La guerre civilisée, préventive belle connerie
A épuisé mes rêves, a détruit ma famille
Je vais partir un jour vers Paris-liberté.
J’y trouverai dit-on vermine matelas déchets.
« Clin d’oeil aux écoliers »
Publié le 01/09/2019
« La rentrée »
Pluie volage, pluie de rage
Frappe la fenêtre, fouette la page
La page de mon journal d’enfant.
J’attends demain en l’espérant
J’attends demain en le craignant.
Comme tous les ans, à la rentrée,
S’égrènent, dehors, sans s’en douter,
Les dernières, amères, saveurs de l’été.
Shorts blancs sur mollets bronzés,
Dévoilés au premier clin d’œil d’un soleil, lassé
de trouer les nuages, pluie sauvage.
J’attends demain et, pour me faire patienter,
Mon père, ma mère, ma sœur, un inconnu peut-être,
m’ont offert un plumier.
J’attends demain en le reniflant,
ce plumier rouge, trésor d’enfant.
Une fermeture, dorée et chaude,
le découvre en crissant, et sonne le nouveau départ
d’une année scolaire mi-blanche mi-noire
qui ira, s’effilochant, de l’hiver noir au printemps blanc.
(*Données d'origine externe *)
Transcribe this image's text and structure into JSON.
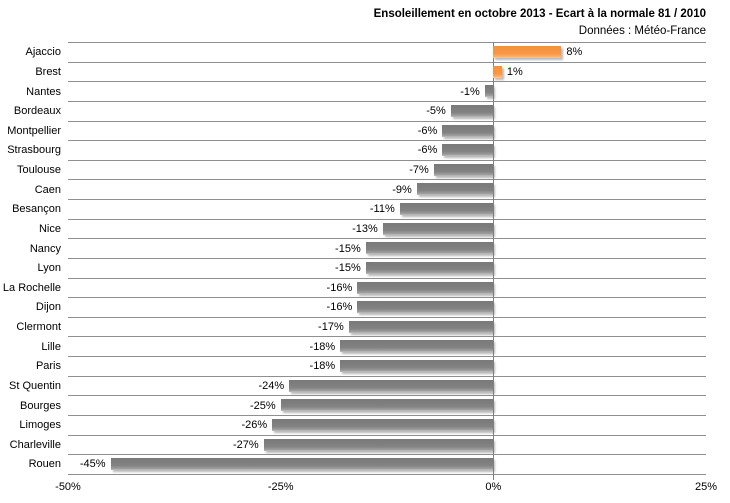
{
  "header": {
    "title": "Ensoleillement en octobre 2013 - Ecart à la normale 81 / 2010",
    "subtitle": "Données : Météo-France"
  },
  "chart_data": {
    "type": "bar",
    "orientation": "horizontal",
    "title": "Ensoleillement en octobre 2013 - Ecart à la normale 81 / 2010",
    "subtitle": "Données : Météo-France",
    "categories": [
      "Ajaccio",
      "Brest",
      "Nantes",
      "Bordeaux",
      "Montpellier",
      "Strasbourg",
      "Toulouse",
      "Caen",
      "Besançon",
      "Nice",
      "Nancy",
      "Lyon",
      "La Rochelle",
      "Dijon",
      "Clermont",
      "Lille",
      "Paris",
      "St Quentin",
      "Bourges",
      "Limoges",
      "Charleville",
      "Rouen"
    ],
    "values": [
      8,
      1,
      -1,
      -5,
      -6,
      -6,
      -7,
      -9,
      -11,
      -13,
      -15,
      -15,
      -16,
      -16,
      -17,
      -18,
      -18,
      -24,
      -25,
      -26,
      -27,
      -45
    ],
    "value_labels": [
      "8%",
      "1%",
      "-1%",
      "-5%",
      "-6%",
      "-6%",
      "-7%",
      "-9%",
      "-11%",
      "-13%",
      "-15%",
      "-15%",
      "-16%",
      "-16%",
      "-17%",
      "-18%",
      "-18%",
      "-24%",
      "-25%",
      "-26%",
      "-27%",
      "-45%"
    ],
    "xlim": [
      -50,
      25
    ],
    "x_ticks": [
      "-50%",
      "-25%",
      "0%",
      "25%"
    ],
    "x_tick_values": [
      -50,
      -25,
      0,
      25
    ],
    "grid": "category-separator-lines",
    "legend": "none",
    "colors": {
      "positive_bar": "#F79646",
      "negative_bar": "#808080",
      "gridline": "#8F8F8F",
      "zero_axis": "#808080",
      "text": "#000000",
      "background": "#FFFFFF"
    }
  }
}
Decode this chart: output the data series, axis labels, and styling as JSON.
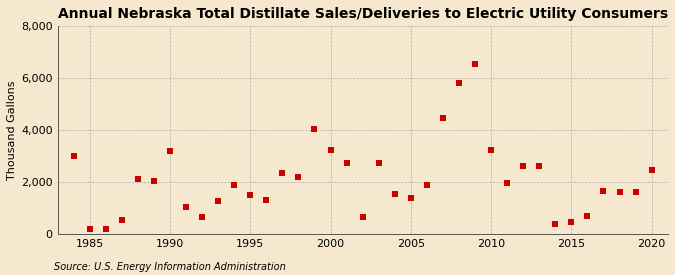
{
  "title": "Annual Nebraska Total Distillate Sales/Deliveries to Electric Utility Consumers",
  "ylabel": "Thousand Gallons",
  "source": "Source: U.S. Energy Information Administration",
  "years": [
    1984,
    1985,
    1986,
    1987,
    1988,
    1989,
    1990,
    1991,
    1992,
    1993,
    1994,
    1995,
    1996,
    1997,
    1998,
    1999,
    2000,
    2001,
    2002,
    2003,
    2004,
    2005,
    2006,
    2007,
    2008,
    2009,
    2010,
    2011,
    2012,
    2013,
    2014,
    2015,
    2016,
    2017,
    2018,
    2019,
    2020
  ],
  "values": [
    3000,
    200,
    200,
    550,
    2100,
    2050,
    3200,
    1050,
    650,
    1250,
    1900,
    1500,
    1300,
    2350,
    2200,
    4050,
    3250,
    2750,
    650,
    2750,
    1550,
    1400,
    1900,
    4450,
    5800,
    6550,
    3250,
    1950,
    2600,
    2600,
    400,
    450,
    700,
    1650,
    1600,
    1600,
    2450
  ],
  "background_color": "#f5e8ce",
  "plot_bg_color": "#f5e8ce",
  "marker_color": "#cc0000",
  "marker_size": 4,
  "grid_color": "#aaaaaa",
  "title_fontsize": 10,
  "label_fontsize": 8,
  "tick_fontsize": 8,
  "source_fontsize": 7,
  "ylim": [
    0,
    8000
  ],
  "yticks": [
    0,
    2000,
    4000,
    6000,
    8000
  ],
  "xlim": [
    1983,
    2021
  ],
  "xticks": [
    1985,
    1990,
    1995,
    2000,
    2005,
    2010,
    2015,
    2020
  ]
}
Mais ce soir, l’odeur si tendre
du cuir neuf, la couleur si vive
des crayons, gardiens de ma future attention,
portent l’espoir d’un automne aimable
fait d’amitiés naissantes et d’odeur de feuilles pourrissantes.
J’attends demain avec confiance,
J’attends demain avec méfiance.
Demain je reverrai
Celles qui furent mes amies
Rivales parfois, rarement ennemies,
Leur sourire, leur dédain,
Donneront à la rentrée le prix
Que j’accorde ce jour à cette année scolaire,
A l’enfance qui fuit.
Mais demain je partirai
C’est sûr pour l’allégresse,
Je caresserai les pages de tant de livres offerts
A ma toute jeune voracité
Je me vautrerai sans vergogne dans les poèmes difformes
Dans les sagas épiques
Et les romances borgnes.
Ils seront mon plaisir, ma planche de salut,
Mon refuge de sens, ma presqu’identité.
Demain je quitte ma solitude de l’été
J’entre dans ma jeunesse par les livres enivrée.